Tag any run or trace with three cohort dimensions: subject_id (the end user the agent acted for), experiment (an A/B test name) and variant (the arm, e.g. control vs treatment). There's nothing to set up first — the experiment row and its variants materialize automatically on the first tagged run.

Python

cohorts.pypython

import tracehouse as cm

# Tag a run with three cohort dimensions. Nothing to pre-create:
# the experiment + variant materialize on the first tagged run.
run = cm.init_run(
    project="agent-evals",
    name="run-001",
    subject_id="customer-42",      # the end user this run acted for
    experiment="prompt-rewrite",   # the A/B test name
    variant="treatment",           # this run's arm (vs "control")
    config={"model": "claude-sonnet-4-6"},
)
run.log({"reward": reward}, step=0)
run.finish(status="finished")

# Chat traces take the same dimensions, at init or at finish:
cm.init(project="agent-evals", session_id="s-1",
        subject_id="customer-42", experiment="prompt-rewrite", variant="control")
cm.finish(outcome="good")

JavaScript / TypeScript

cohorts.tsjavascript

import { initRun, init, finish } from "@tracehouse/sdk";

const run = await initRun({
  project: "agent-evals",
  name: "run-001",
  subjectId: "customer-42",        // end user this run acted for
  experiment: "prompt-rewrite",    // A/B test name
  variant: "treatment",            // this run's arm (vs "control")
  config: { model: "claude-sonnet-4-6" },
});
await run.log({ reward }, 0);
await run.finish({ status: "finished" });

// Chat traces accept the same dimensions (camelCase) at init or finish:
await init({ project: "agent-evals", sessionId: "s-1",
  subjectId: "customer-42", experiment: "prompt-rewrite", variant: "control" });
await finish({ outcome: "good" });

The backend reduces each variant to a cohort aggregate (flag / error / loop rates, cost, latency) and reports control-relative deltas with deterministic significance tests(Wilson intervals, z-test for proportions, Welch's t for means) — no LLM in the loop. The web UI renders this at /experiments; per-user rollups live at /subjects.

compare.shbash

# Stats are computed server-side — no LLM, fully deterministic.
# GET the comparison for an experiment by name:
curl -H "Authorization: Bearer $TRACEHOUSE_API_KEY" \
  https://tracehouse.ai/v1/experiments/prompt-rewrite/compare

# -> per-variant cohort aggregates (flag/error/loop rates, cost, latency)
#    + control-relative deltas with Wilson / z / Welch significance.
# The UI renders this at /experiments; per-user rollups live at /subjects.

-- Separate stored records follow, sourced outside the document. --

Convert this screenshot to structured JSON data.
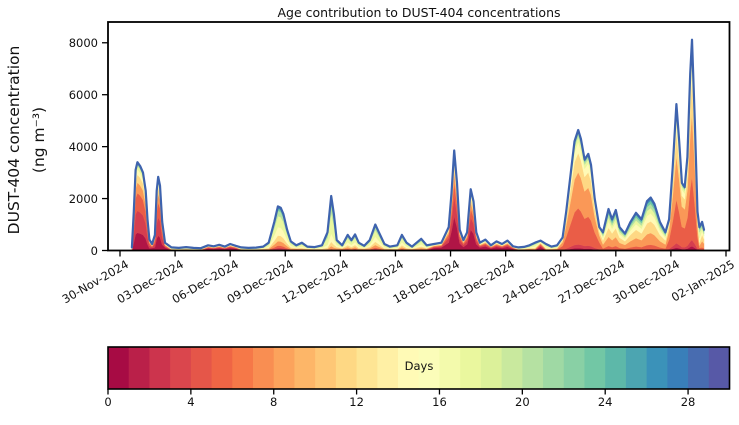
{
  "figure": {
    "title": "Age contribution to DUST-404 concentrations",
    "background_color": "#ffffff"
  },
  "y_axis": {
    "label_line1": "DUST-404 concentration",
    "label_line2": "(ng m⁻³)",
    "ticks": [
      0,
      2000,
      4000,
      6000,
      8000
    ],
    "range": [
      0,
      8800
    ]
  },
  "x_axis": {
    "tick_days": [
      0,
      3,
      6,
      9,
      12,
      15,
      18,
      21,
      24,
      27,
      30,
      33
    ],
    "tick_labels": [
      "30-Nov-2024",
      "03-Dec-2024",
      "06-Dec-2024",
      "09-Dec-2024",
      "12-Dec-2024",
      "15-Dec-2024",
      "18-Dec-2024",
      "21-Dec-2024",
      "24-Dec-2024",
      "27-Dec-2024",
      "30-Dec-2024",
      "02-Jan-2025"
    ],
    "range_days": [
      -0.65,
      33.2
    ]
  },
  "colorbar": {
    "label": "Days",
    "orientation": "horizontal",
    "ticks": [
      0,
      4,
      8,
      12,
      16,
      20,
      24,
      28
    ],
    "range": [
      0,
      30
    ],
    "n_bins": 30,
    "colormap": "Spectral",
    "colormap_stops": [
      "#9e0142",
      "#d53e4f",
      "#f46d43",
      "#fdae61",
      "#fee08b",
      "#ffffbf",
      "#e6f598",
      "#abdda4",
      "#66c2a5",
      "#3288bd",
      "#5e4fa2"
    ]
  },
  "chart_data": {
    "type": "area",
    "stacked": true,
    "title": "Age contribution to DUST-404 concentrations",
    "xlabel": "",
    "ylabel": "DUST-404 concentration (ng m⁻³)",
    "ylim": [
      0,
      8800
    ],
    "x_unit": "days since 30-Nov-2024 00:00",
    "legend": "colorbar (age in days, 0-30, Spectral colormap)",
    "top_line_color": "#3e63ae",
    "age_bands_days": [
      [
        0,
        2
      ],
      [
        2,
        4
      ],
      [
        4,
        6
      ],
      [
        6,
        10
      ],
      [
        10,
        13
      ],
      [
        13,
        16
      ],
      [
        16,
        19
      ],
      [
        19,
        22
      ],
      [
        22,
        25
      ],
      [
        25,
        28
      ],
      [
        28,
        30
      ]
    ],
    "age_profiles": {
      "F": [
        0.2,
        0.25,
        0.2,
        0.12,
        0.09,
        0.06,
        0.04,
        0.015,
        0.01,
        0.01,
        0.005
      ],
      "G": [
        0.34,
        0.2,
        0.14,
        0.1,
        0.08,
        0.06,
        0.04,
        0.015,
        0.01,
        0.01,
        0.005
      ],
      "Y": [
        0.02,
        0.03,
        0.3,
        0.3,
        0.16,
        0.09,
        0.045,
        0.025,
        0.015,
        0.01,
        0.005
      ],
      "M": [
        0.03,
        0.03,
        0.05,
        0.1,
        0.13,
        0.19,
        0.25,
        0.12,
        0.05,
        0.03,
        0.02
      ],
      "A": [
        0.01,
        0.02,
        0.08,
        0.22,
        0.22,
        0.15,
        0.1,
        0.08,
        0.06,
        0.04,
        0.02
      ],
      "B": [
        0.06,
        0.07,
        0.1,
        0.12,
        0.12,
        0.12,
        0.14,
        0.11,
        0.08,
        0.05,
        0.03
      ],
      "R": [
        0.38,
        0.14,
        0.1,
        0.09,
        0.07,
        0.06,
        0.06,
        0.04,
        0.03,
        0.02,
        0.01
      ],
      "O": [
        0.0,
        0.01,
        0.02,
        0.05,
        0.08,
        0.15,
        0.38,
        0.15,
        0.08,
        0.05,
        0.03
      ]
    },
    "x": [
      0.65,
      0.75,
      0.85,
      0.95,
      1.1,
      1.25,
      1.4,
      1.5,
      1.6,
      1.75,
      1.9,
      2.0,
      2.08,
      2.18,
      2.3,
      2.45,
      2.8,
      3.2,
      3.6,
      4.0,
      4.4,
      4.8,
      5.1,
      5.4,
      5.7,
      6.0,
      6.3,
      6.6,
      7.0,
      7.4,
      7.8,
      8.1,
      8.4,
      8.6,
      8.75,
      8.9,
      9.1,
      9.3,
      9.6,
      9.9,
      10.2,
      10.6,
      11.0,
      11.3,
      11.5,
      11.65,
      11.8,
      12.1,
      12.4,
      12.6,
      12.8,
      13.0,
      13.3,
      13.6,
      13.9,
      14.1,
      14.4,
      14.7,
      15.1,
      15.35,
      15.6,
      15.9,
      16.4,
      16.7,
      17.1,
      17.5,
      17.9,
      18.05,
      18.2,
      18.35,
      18.5,
      18.7,
      18.9,
      19.1,
      19.25,
      19.4,
      19.6,
      19.9,
      20.2,
      20.5,
      20.8,
      21.1,
      21.4,
      21.7,
      22.0,
      22.3,
      22.6,
      22.9,
      23.2,
      23.5,
      23.8,
      24.1,
      24.3,
      24.55,
      24.75,
      24.95,
      25.1,
      25.3,
      25.5,
      25.65,
      25.85,
      26.1,
      26.3,
      26.6,
      26.8,
      27.0,
      27.2,
      27.5,
      27.8,
      28.1,
      28.4,
      28.7,
      28.9,
      29.1,
      29.4,
      29.7,
      29.9,
      30.1,
      30.3,
      30.45,
      30.6,
      30.75,
      30.9,
      31.05,
      31.15,
      31.3,
      31.45,
      31.55,
      31.7,
      31.8
    ],
    "total_ng_m3": [
      120,
      1500,
      3100,
      3400,
      3250,
      3000,
      2300,
      1200,
      420,
      250,
      600,
      2300,
      2840,
      2500,
      1100,
      300,
      120,
      100,
      130,
      100,
      90,
      200,
      160,
      220,
      150,
      250,
      180,
      120,
      100,
      110,
      150,
      300,
      1100,
      1700,
      1650,
      1400,
      800,
      350,
      200,
      300,
      150,
      130,
      200,
      700,
      2100,
      1400,
      400,
      200,
      600,
      400,
      620,
      300,
      180,
      400,
      1000,
      700,
      250,
      150,
      200,
      600,
      300,
      150,
      450,
      200,
      250,
      300,
      900,
      2200,
      3850,
      2600,
      800,
      400,
      700,
      2360,
      1900,
      700,
      300,
      420,
      200,
      350,
      250,
      380,
      160,
      120,
      140,
      200,
      300,
      380,
      250,
      150,
      200,
      500,
      1500,
      3000,
      4200,
      4640,
      4300,
      3500,
      3720,
      3300,
      2000,
      900,
      700,
      1600,
      1200,
      1560,
      900,
      650,
      1100,
      1450,
      1200,
      1900,
      2040,
      1800,
      1100,
      700,
      1200,
      3200,
      5640,
      4200,
      2600,
      2440,
      3600,
      6800,
      8120,
      5000,
      1500,
      900,
      1100,
      800
    ],
    "profile_per_point": [
      "B",
      "F",
      "F",
      "F",
      "F",
      "F",
      "F",
      "F",
      "F",
      "R",
      "F",
      "F",
      "F",
      "F",
      "F",
      "R",
      "B",
      "B",
      "B",
      "B",
      "B",
      "R",
      "R",
      "R",
      "R",
      "R",
      "R",
      "B",
      "B",
      "B",
      "B",
      "M",
      "M",
      "M",
      "M",
      "M",
      "M",
      "M",
      "B",
      "M",
      "B",
      "B",
      "M",
      "O",
      "O",
      "O",
      "M",
      "B",
      "M",
      "M",
      "M",
      "M",
      "B",
      "M",
      "M",
      "M",
      "M",
      "B",
      "M",
      "M",
      "M",
      "B",
      "M",
      "B",
      "R",
      "R",
      "G",
      "G",
      "G",
      "G",
      "G",
      "G",
      "G",
      "G",
      "G",
      "G",
      "R",
      "R",
      "R",
      "R",
      "R",
      "R",
      "R",
      "B",
      "B",
      "B",
      "M",
      "R",
      "M",
      "B",
      "B",
      "Y",
      "Y",
      "Y",
      "Y",
      "Y",
      "Y",
      "Y",
      "Y",
      "Y",
      "Y",
      "Y",
      "A",
      "A",
      "A",
      "A",
      "A",
      "A",
      "A",
      "A",
      "A",
      "A",
      "A",
      "A",
      "A",
      "A",
      "Y",
      "Y",
      "Y",
      "Y",
      "Y",
      "Y",
      "Y",
      "Y",
      "Y",
      "Y",
      "Y",
      "M",
      "A",
      "A"
    ]
  }
}
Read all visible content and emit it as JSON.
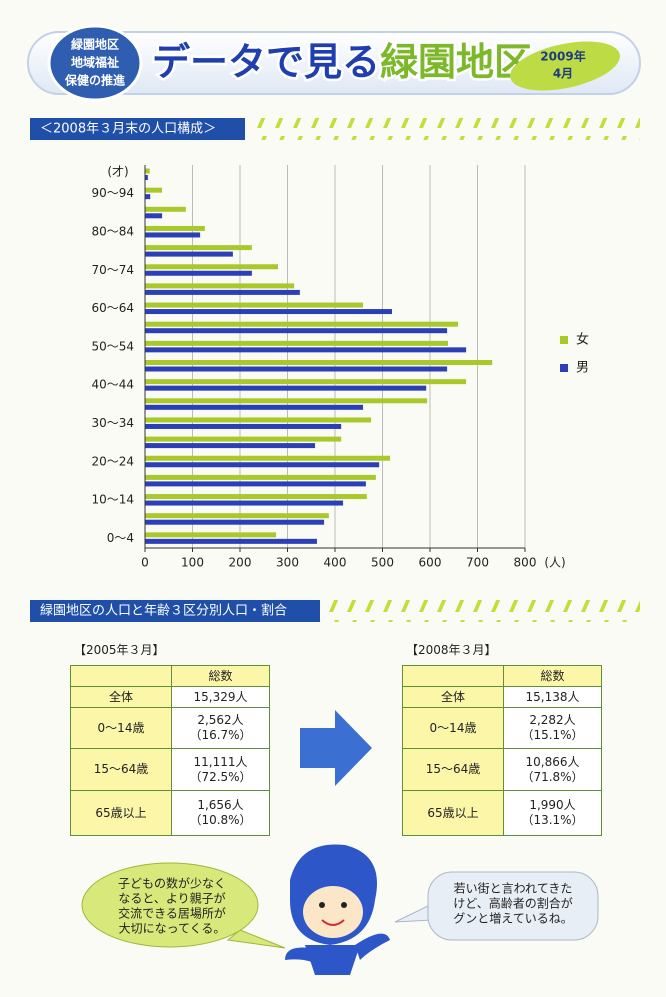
{
  "header": {
    "badge": [
      "緑園地区",
      "地域福祉",
      "保健の推進"
    ],
    "title_prefix": "データで見る",
    "title_place": "緑園地区",
    "date": [
      "2009年",
      "4月"
    ]
  },
  "section1": "＜2008年３月末の人口構成＞",
  "chart_data": {
    "type": "bar",
    "orientation": "horizontal",
    "y_unit": "(才)",
    "x_unit": "(人)",
    "categories": [
      "0～4",
      null,
      "10～14",
      null,
      "20～24",
      null,
      "30～34",
      null,
      "40～44",
      null,
      "50～54",
      null,
      "60～64",
      null,
      "70～74",
      null,
      "80～84",
      null,
      "90～94",
      null
    ],
    "series": [
      {
        "name": "女",
        "color": "#a9c92b",
        "values": [
          276,
          387,
          467,
          486,
          516,
          413,
          476,
          594,
          676,
          731,
          638,
          659,
          459,
          314,
          280,
          225,
          126,
          86,
          36,
          10
        ]
      },
      {
        "name": "男",
        "color": "#2b3fb6",
        "values": [
          362,
          377,
          417,
          465,
          493,
          358,
          413,
          459,
          592,
          636,
          676,
          636,
          520,
          326,
          225,
          185,
          116,
          36,
          11,
          6
        ]
      }
    ],
    "xlim": [
      0,
      800
    ],
    "xticks": [
      0,
      100,
      200,
      300,
      400,
      500,
      600,
      700,
      800
    ],
    "grid": true,
    "legend": "right"
  },
  "section2": "緑園地区の人口と年齢３区分別人口・割合",
  "tables": [
    {
      "caption": "【2005年３月】",
      "header": "総数",
      "rows": [
        {
          "label": "全体",
          "count": "15,329人"
        },
        {
          "label": "0～14歳",
          "count": "2,562人",
          "share": "（16.7%）"
        },
        {
          "label": "15～64歳",
          "count": "11,111人",
          "share": "（72.5%）"
        },
        {
          "label": "65歳以上",
          "count": "1,656人",
          "share": "（10.8%）"
        }
      ]
    },
    {
      "caption": "【2008年３月】",
      "header": "総数",
      "rows": [
        {
          "label": "全体",
          "count": "15,138人"
        },
        {
          "label": "0～14歳",
          "count": "2,282人",
          "share": "（15.1%）"
        },
        {
          "label": "15～64歳",
          "count": "10,866人",
          "share": "（71.8%）"
        },
        {
          "label": "65歳以上",
          "count": "1,990人",
          "share": "（13.1%）"
        }
      ]
    }
  ],
  "bubbles": [
    [
      "子どもの数が少なく",
      "なると、より親子が",
      "交流できる居場所が",
      "大切になってくる。"
    ],
    [
      "若い街と言われてきた",
      "けど、高齢者の割合が",
      "グンと増えているね。"
    ]
  ]
}
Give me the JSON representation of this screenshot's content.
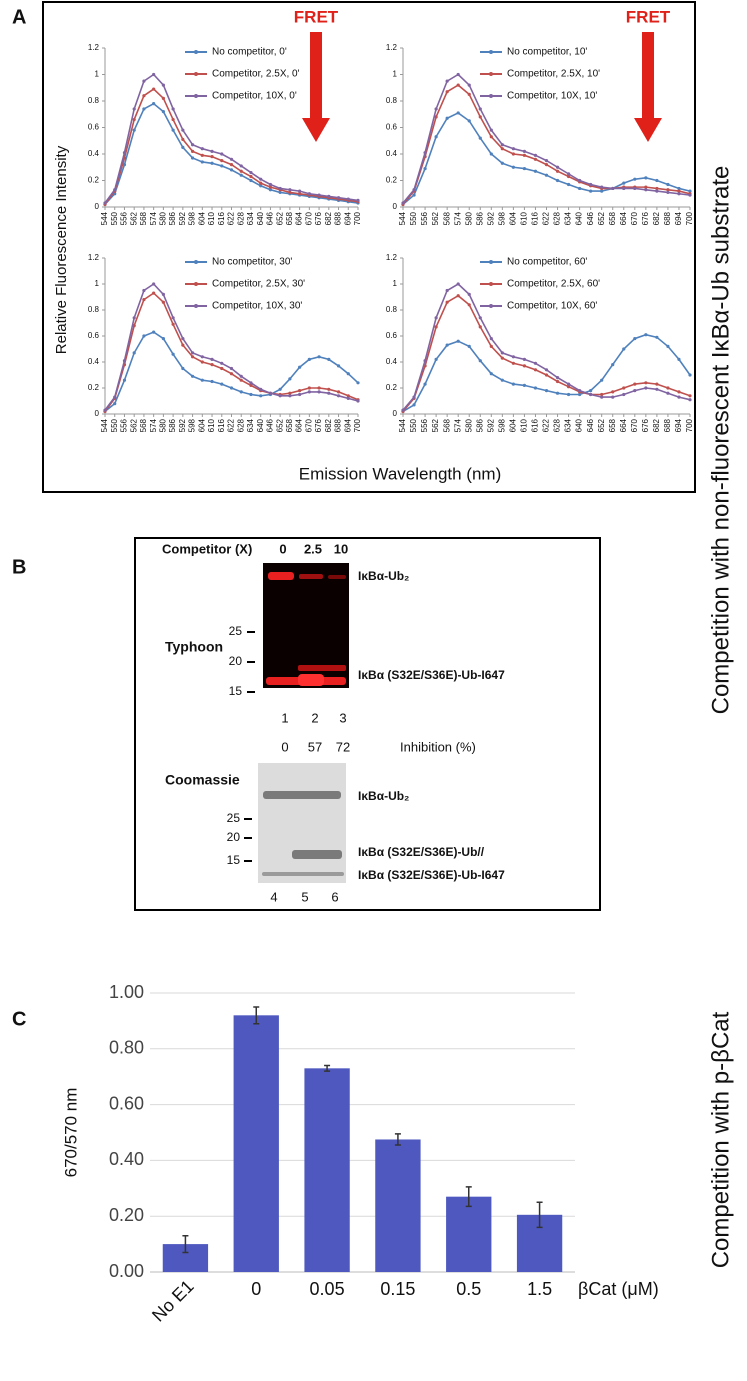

12. CLI agent — record Claude Code & Codex automatically

The tracehouse CLI is a local, zero-config recorder. It installs a PreToolUse hook into ~/.claude/settings.json and runs a small background daemon that tails the JSONL transcripts Claude Code & Codex already write — parsing each prompt, thought, tool call and result into spans and shipping them to the backend as live traces. PII is redacted locally before anything leaves the machine. No SDK calls, no code changes to your agents.

Install

install.shbash

# One line — detects Claude Code & Codex, installs the binary,
# patches ~/.claude/settings.json, and starts the background daemon.
curl -fsSL https://tracehouse.ai/install.sh | bash

# Equivalent manual path:
tracehouse login --api-key ba_...   # save key + backend URL (once per machine)
tracehouse install                  # add the PreToolUse hook + background service
tracehouse agent                    # start tailing transcripts (`--once` for one pass)

Commands

tracehouse --helpbash

tracehouse              # interactive setup / status TUI (no subcommand)
tracehouse login        # save API key + backend URL locally (wandb-style)
tracehouse install      # patch settings.json hook + install the daemon
tracehouse uninstall    # remove the hook + stop/remove the service
tracehouse agent        # long-running daemon: watch JSONL roots, ship spans
tracehouse agent --once # single sync pass, then exit (good for cron / CI)
tracehouse doctor       # diagnostics: key valid? machine_id? last sync?
tracehouse hook         # internal: PreToolUse handler invoked by Claude Code

Run tracehouse with no subcommand for an interactive setup / status TUI, or tracehouse doctor to confirm the key is valid and spans are syncing. Connected machines and their last-sync status show up at /devices.